Falamos também com muitas mulheres que não tinham essa formação superior tão completa. É legal ver esses exemplos femininos de que não é preciso ter uma super formação para construir um negócio. É muito do dia a dia.

DE ALTERNATIVA A ESCOLHA

Outro lado super importante e que vimos em vários países é a questão da idade. Hoje, vemos uma geração de meninas jovens, de vinte e pouquinhos, recém-saídas da universidade, ainda estudando ou que largaram temporariamente o estudo para perseguir aquilo que para elas faz mais sentido.

Vemos uma nova geração que parece enxergar o empreendedorismo como um caminho viável, não como um desvio. Até algumas décadas atrás, o empreendedorismo era visto como alternativa ao desemprego.

A partir de um certo momento, nos demos conta que tínhamos virado empreendedoras porque estávamos vivendo e sentindo as mesmas ansiedades e dúvidas que muitas das entrevistadas.

Passamos a encarar esse projeto como nosso empreendimento, de colocar o próprio dinheiro, ter que lidar com frustrações, mas também com as grandes ou pequenas vitórias, e correr atrás de um conhecimento que não tínhamos.

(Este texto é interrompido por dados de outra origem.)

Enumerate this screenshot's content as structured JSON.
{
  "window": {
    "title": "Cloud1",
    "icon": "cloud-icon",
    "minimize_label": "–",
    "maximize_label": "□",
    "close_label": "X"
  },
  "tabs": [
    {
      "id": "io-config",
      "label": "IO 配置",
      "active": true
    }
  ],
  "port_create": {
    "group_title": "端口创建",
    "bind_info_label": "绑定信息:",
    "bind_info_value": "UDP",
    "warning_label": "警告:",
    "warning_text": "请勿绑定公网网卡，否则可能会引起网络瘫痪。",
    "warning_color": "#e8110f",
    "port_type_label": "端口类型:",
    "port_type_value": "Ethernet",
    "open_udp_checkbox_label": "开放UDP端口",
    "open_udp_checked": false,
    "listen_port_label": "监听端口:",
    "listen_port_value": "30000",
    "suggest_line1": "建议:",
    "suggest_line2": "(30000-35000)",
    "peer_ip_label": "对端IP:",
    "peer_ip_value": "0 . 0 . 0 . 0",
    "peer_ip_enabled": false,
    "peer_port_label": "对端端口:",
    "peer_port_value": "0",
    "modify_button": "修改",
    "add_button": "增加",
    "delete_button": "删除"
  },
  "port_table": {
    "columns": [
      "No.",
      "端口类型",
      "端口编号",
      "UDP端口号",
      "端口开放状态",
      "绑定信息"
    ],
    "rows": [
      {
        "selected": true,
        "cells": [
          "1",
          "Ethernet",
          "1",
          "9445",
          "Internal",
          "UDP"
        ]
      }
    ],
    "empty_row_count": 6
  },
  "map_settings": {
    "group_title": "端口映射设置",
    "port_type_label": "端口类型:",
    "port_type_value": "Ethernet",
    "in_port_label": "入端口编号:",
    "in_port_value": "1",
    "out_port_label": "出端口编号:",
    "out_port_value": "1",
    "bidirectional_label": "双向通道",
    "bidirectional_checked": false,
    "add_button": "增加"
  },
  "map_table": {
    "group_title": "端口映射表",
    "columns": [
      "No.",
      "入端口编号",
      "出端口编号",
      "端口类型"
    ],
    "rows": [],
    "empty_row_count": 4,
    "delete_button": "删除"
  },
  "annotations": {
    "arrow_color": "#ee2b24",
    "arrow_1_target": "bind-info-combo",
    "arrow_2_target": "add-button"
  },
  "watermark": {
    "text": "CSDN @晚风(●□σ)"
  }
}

Nossa formação é absolutamente distinta. Tivemos que trabalhar com a produtora, entender como vai filmar porque é tudo em qualidade de cinema. Essa trajetória nossa foi muito legal porque acho que nos tornou muito mais próximas das empreendedoras entrevistadas, de entender um pouco melhor os desafios que elas enfrentam.

Fomos extremamente impactadas pelo projeto e pelas mulheres. Vemos as mulheres nesse mundo do empreendedorismo cheias de garra, de ideias, várias organizações locais sendo formadas. Elas entendem a importância desse networking de mulheres ajudando mulheres, mulheres comprando de mulheres.

Em nenhum momento é algo de nós, mulheres, contra eles, homens. Mas hoje vemos um mundo onde o homem é muito mais conectado para negócios.

Quando um investidor olha para um negócio liderado por um homem, pergunta que tipo de negócio é esse, se vai ser lucrativo. Quando olha para negócios liderados por mulheres, questiona se ela pode ser uma empreendedora, como vai ser quando casar, quando tiver um filho.

Faltam ainda para as mulheres esses canais para elas conseguirem se conectar mais, falarem das suas empresas, dos seus negócios.